Today, high-yield bonds are more commonly used to provide working capital for growing companies. Most high yield bonds are issued with original maturities of 10 years or less. They are typically callable, but investors usually have call protection for the first four or five years.
Covered Bonds
Covered bonds are bonds collateralized by commercial and/or residential mortgages and/or public sector assets. They represent the senior debt instrument of the issuer, with the bondholder having full recourse to a pool of assets ring-fenced from the issuer's other assets. Covered bonds are similar in some ways to asset-backed securities; however, the pool of assets is not placed in a special purpose vehicle (SPV) but instead remains on the balance sheet of the issuer. Segregation of the pool assets has to be undisputed, otherwise a high rating for the pool may not be achieved. The credit strength of the issuer is the main driver.
Covered bonds typically range from one to ten years, with the euro being the preferred currency choice for issuers.
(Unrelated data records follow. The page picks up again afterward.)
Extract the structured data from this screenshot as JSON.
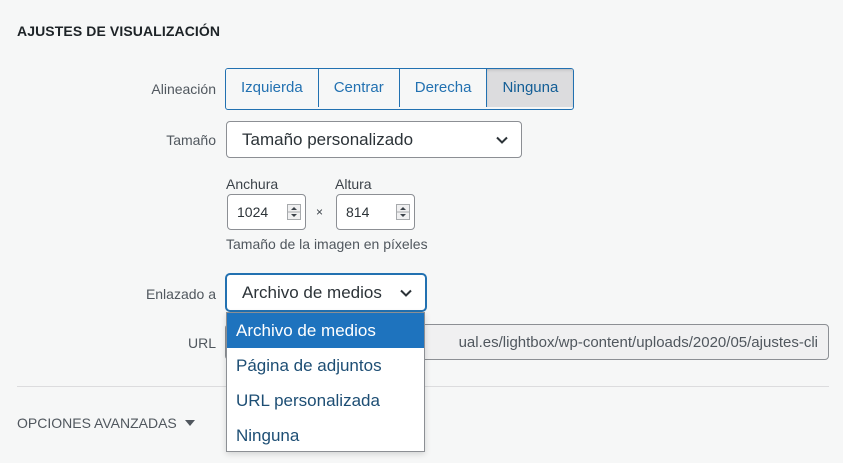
{
  "section": {
    "title": "AJUSTES DE VISUALIZACIÓN"
  },
  "alignment": {
    "label": "Alineación",
    "options": [
      "Izquierda",
      "Centrar",
      "Derecha",
      "Ninguna"
    ],
    "selected": "Ninguna"
  },
  "size": {
    "label": "Tamaño",
    "selected": "Tamaño personalizado",
    "width_label": "Anchura",
    "width_value": "1024",
    "height_label": "Altura",
    "height_value": "814",
    "separator": "×",
    "hint": "Tamaño de la imagen en píxeles"
  },
  "link": {
    "label": "Enlazado a",
    "selected": "Archivo de medios",
    "options": [
      "Archivo de medios",
      "Página de adjuntos",
      "URL personalizada",
      "Ninguna"
    ],
    "highlighted": "Archivo de medios"
  },
  "url": {
    "label": "URL",
    "value": "ual.es/lightbox/wp-content/uploads/2020/05/ajustes-cli"
  },
  "advanced": {
    "label": "OPCIONES AVANZADAS",
    "icon": "triangle-down-icon"
  },
  "colors": {
    "accent": "#2271b1",
    "highlight": "#1e73be"
  }
}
The largest and best-known market for covered bonds is the German Pfandbriefe market. The issuing of Pfandbriefe dates back to the 18th century. Today, Pfandbriefe are issued in two forms, Öffentliche Pfandbriefe (collateralized by public sector assets) and Hypothekenpfandbriefe (collateralized by commercial and/or residential mortgages). The market remained largely unknown outside Germany until the emergence in 1995 of Jumbo Pfandbriefe, which have a minimum issue size of EUR 1 billion and the market-making commitment of at least three investment banks. International institutional investors are attracted to this market not only because of the pure size of the issues, but also because of the extremely high liquidity.
Although the German market remains the biggest market for covered bonds today, other countries are beginning to establish markets for these securites. For example, covered bond markets have grown significantly in Spain (Cédulas Hipotecarias), France (Obligations Foncières), Ireland, and the UK.
From an investor’s point of view, there are a number of attractions in relation to covered bonds, including:
’double protection’ (a claim against the issuer and a preferential claim over the cover pool in case of issuer insolvency)
yield pick-up compared to government, supranational, and agency securities
high liquidity due to large issue sizes and market maker commitments, particularly for ’jumbo’ issues
a form of diversification from other bonds in an investor’s portfolio
The investor base for covered bonds includes: fund/asset managers, savings and cooperative banks, central banks, and insurance companies.